- The Washington Times - Friday, January 2, 2009

As we neared the end of 2008, the supply-and-demand problem facing the Washington-area real estate market was marginally better than it had been in 2007.

In November, about 8,400 homes were listed for sale with area Realtors. That’s about the same number as November 2003. We had been seeing much higher listings in recent years, so it was good to see listings fall back to 2003 levels.

Sales were much better in 2003, however, so the market could absorb another 8,000 homes without a problem.

Now that homes are taking 3 to 4 months to sell on average, every additional home that is listed just makes our oversupply problem worse.

Fortunately, listings were down for almost all of 2008. Ever since March, sellers added fewer homes to the inventory than in 2007. Realtors posted 136,000 listings during the first 11 months of 2008, compared to 154,000 during the same period in 2007.

Folks are finally beginning to understand that it’s just not a great time to sell. As a result, fewer are listing their homes for sale, and fewer listings can help with our inventory overload. That will eventually help the market bounce back.
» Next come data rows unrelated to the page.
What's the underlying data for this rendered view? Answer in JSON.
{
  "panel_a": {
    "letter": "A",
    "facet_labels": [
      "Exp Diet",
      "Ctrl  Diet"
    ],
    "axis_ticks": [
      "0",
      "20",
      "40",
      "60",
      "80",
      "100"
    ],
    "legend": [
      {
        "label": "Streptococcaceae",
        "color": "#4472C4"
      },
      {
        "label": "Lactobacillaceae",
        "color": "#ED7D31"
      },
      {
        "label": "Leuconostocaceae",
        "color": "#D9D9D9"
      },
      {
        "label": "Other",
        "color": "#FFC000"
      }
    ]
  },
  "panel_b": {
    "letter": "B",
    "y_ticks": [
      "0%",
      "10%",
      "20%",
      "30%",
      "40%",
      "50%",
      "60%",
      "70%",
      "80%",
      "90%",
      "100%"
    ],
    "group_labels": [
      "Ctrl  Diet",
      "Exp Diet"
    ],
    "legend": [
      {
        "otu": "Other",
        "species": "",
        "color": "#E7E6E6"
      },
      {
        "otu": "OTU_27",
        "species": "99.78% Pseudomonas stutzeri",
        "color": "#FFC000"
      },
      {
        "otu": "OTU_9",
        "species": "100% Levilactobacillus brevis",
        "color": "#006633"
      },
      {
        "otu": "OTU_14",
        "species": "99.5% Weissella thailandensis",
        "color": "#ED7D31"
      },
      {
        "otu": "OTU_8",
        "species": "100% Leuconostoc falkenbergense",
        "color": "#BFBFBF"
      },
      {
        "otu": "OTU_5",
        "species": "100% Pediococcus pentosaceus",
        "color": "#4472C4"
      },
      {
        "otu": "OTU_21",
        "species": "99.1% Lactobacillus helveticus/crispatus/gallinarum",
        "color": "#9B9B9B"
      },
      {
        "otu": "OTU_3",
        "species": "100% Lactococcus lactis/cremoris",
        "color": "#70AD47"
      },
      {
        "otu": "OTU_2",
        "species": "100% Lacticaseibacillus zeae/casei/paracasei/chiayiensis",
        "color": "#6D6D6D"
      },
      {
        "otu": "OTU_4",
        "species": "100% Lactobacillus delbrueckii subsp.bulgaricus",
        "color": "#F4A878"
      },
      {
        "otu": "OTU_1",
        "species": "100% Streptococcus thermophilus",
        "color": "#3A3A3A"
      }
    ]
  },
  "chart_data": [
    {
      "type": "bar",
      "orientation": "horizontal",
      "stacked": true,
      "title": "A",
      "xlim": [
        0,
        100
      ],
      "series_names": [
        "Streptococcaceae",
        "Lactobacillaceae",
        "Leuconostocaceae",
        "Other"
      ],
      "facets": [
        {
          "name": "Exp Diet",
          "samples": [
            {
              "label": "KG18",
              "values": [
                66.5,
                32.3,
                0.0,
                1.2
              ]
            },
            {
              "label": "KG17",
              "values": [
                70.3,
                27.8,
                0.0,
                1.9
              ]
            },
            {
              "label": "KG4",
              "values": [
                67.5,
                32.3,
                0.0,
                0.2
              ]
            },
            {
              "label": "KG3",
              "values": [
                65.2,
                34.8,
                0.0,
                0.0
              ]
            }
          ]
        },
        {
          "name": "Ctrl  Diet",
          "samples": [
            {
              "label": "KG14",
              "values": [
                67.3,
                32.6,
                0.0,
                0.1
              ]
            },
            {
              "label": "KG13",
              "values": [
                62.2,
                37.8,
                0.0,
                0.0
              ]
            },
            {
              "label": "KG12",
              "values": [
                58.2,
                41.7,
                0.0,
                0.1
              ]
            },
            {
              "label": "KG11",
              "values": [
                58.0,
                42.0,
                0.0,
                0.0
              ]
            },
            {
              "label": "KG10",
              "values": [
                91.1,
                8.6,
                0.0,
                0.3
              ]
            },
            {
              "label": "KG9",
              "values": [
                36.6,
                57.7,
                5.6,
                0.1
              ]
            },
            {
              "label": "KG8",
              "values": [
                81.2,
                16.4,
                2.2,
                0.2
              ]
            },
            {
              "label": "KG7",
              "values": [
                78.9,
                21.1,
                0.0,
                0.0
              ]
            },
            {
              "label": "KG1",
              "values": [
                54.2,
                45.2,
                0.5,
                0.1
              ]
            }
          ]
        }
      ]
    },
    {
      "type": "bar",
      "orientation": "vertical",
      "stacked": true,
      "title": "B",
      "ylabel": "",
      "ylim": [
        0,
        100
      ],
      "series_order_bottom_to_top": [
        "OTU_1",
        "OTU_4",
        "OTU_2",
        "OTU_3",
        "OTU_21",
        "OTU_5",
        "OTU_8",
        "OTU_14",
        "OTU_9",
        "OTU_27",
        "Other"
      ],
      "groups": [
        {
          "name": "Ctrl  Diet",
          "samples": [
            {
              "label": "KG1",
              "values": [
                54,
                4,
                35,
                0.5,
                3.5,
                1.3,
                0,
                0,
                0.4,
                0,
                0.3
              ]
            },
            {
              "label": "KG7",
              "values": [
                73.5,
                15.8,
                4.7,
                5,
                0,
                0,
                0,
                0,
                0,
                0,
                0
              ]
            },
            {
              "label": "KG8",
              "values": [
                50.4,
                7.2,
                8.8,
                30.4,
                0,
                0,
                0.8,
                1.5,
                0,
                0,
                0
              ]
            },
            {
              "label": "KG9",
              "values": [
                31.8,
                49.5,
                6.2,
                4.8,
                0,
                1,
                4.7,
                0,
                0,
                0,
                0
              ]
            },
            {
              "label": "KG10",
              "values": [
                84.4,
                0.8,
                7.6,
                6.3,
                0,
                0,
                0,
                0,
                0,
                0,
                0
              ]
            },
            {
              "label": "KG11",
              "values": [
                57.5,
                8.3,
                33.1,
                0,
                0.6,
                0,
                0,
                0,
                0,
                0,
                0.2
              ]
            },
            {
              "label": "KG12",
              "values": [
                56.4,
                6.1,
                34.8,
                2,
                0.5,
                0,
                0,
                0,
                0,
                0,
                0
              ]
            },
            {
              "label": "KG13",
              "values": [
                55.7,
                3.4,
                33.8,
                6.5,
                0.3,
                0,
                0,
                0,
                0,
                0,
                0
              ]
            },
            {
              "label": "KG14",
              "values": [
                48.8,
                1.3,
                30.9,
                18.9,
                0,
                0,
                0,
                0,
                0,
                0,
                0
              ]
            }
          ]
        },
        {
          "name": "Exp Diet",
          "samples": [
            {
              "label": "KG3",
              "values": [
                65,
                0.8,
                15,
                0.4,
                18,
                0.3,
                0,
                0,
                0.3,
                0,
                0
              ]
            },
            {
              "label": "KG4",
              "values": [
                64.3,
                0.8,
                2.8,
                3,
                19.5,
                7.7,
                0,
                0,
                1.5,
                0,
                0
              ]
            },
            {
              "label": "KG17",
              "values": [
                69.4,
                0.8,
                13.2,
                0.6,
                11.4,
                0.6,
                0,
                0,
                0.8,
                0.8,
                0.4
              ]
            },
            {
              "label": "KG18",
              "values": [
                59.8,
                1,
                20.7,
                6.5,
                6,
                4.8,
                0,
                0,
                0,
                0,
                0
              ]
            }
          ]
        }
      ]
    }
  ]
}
Remember that home listings are not the same as inventory. The inventory is the number of homes on the market on a given day. In other words, it is the volume of competition you face as a seller. If you are a buyer, the inventory represents the number of homes you can look at as you shop around.

The home-listings data in today’s charts refer to the number of homes put up for sale in a given month. In 2007 when sales were terrible, the huge number of listings just pushed inventory higher and higher.

In 2008, sales were higher and listings were lower. As a result, the inventory of unsold homes fell to 43,700 at the end of November, which was 9 percent less than the inventory in November 2007.

That is still a much larger inventory than we had a few years ago. If 2009 is going to be a better real estate market, it will be because sales continue to bounce back, and listings either fall or remain the same.

Contact Chris Sicks by e-mail ([email protected]).

The statistics in this story reflect a metropolitan area that includes the Maryland counties of Montgomery, Prince George’s, Anne Arundel, Howard, Charles and Frederick; the Virginia counties of Arlington, Fairfax, Loudoun, Prince William, Spotsylvania and Stafford; the city of Alexandria; and the District.